The note in documentation on PostgreSQL says:

PostgreSQL does not support CHECK constraints that reference table data other than the new or updated row being checked. While a CHECK constraint that violates this rule may appear to work in simple tests, it cannot guarantee that the database will not reach a state in which the constraint condition is false (due to subsequent changes of the other row(s) involved). This would cause a database dump and reload to fail. The reload could fail even when the complete database state is consistent with the constraint, due to rows not being loaded in an order that will satisfy the constraint. If possible, use UNIQUE, EXCLUDE, or FOREIGN KEY constraints to express cross-row and cross-table restrictions.

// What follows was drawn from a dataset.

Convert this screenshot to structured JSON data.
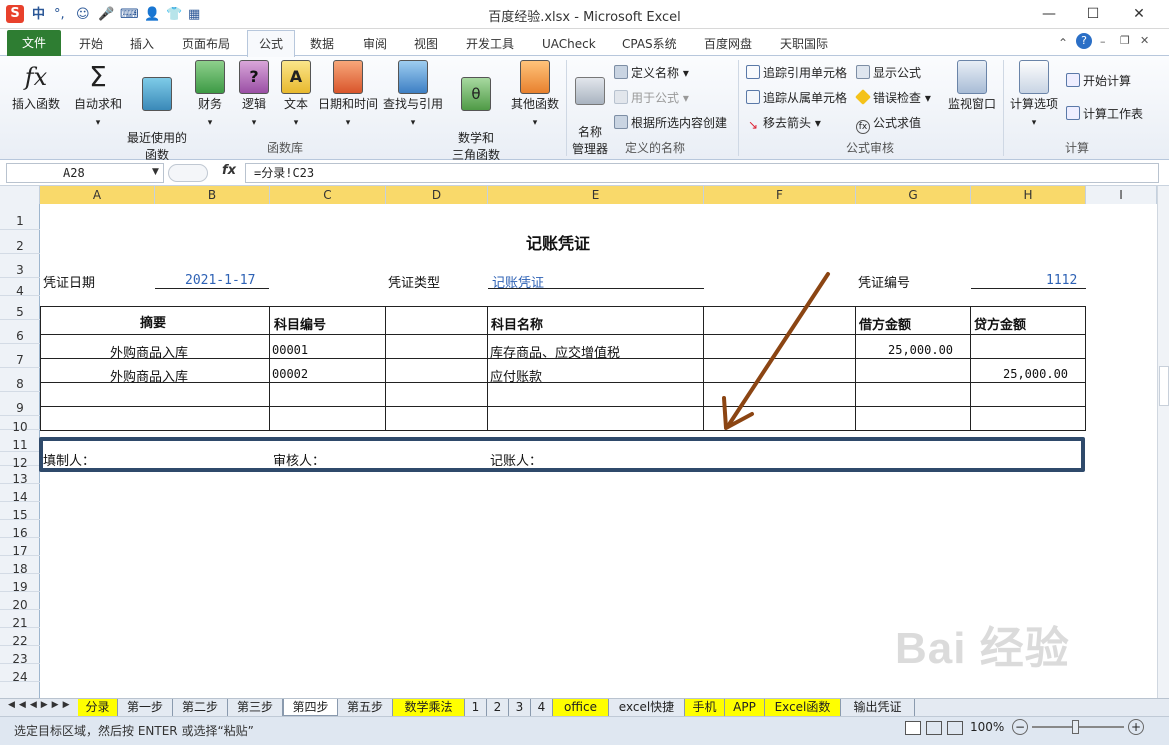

If what you desire is a one-time check against other rows at row insertion, rather than a continuously-maintained consistency guarantee, a custom trigger can be used to implement that. (This approach avoids the dump/reload problem because pg_dump does not reinstall triggers until after reloading data, so that the check will not be enforced during a dump/reload.)

So, the only way to introduce desired constrains is using db triggers. You can create empty migration and add DB trigger into it.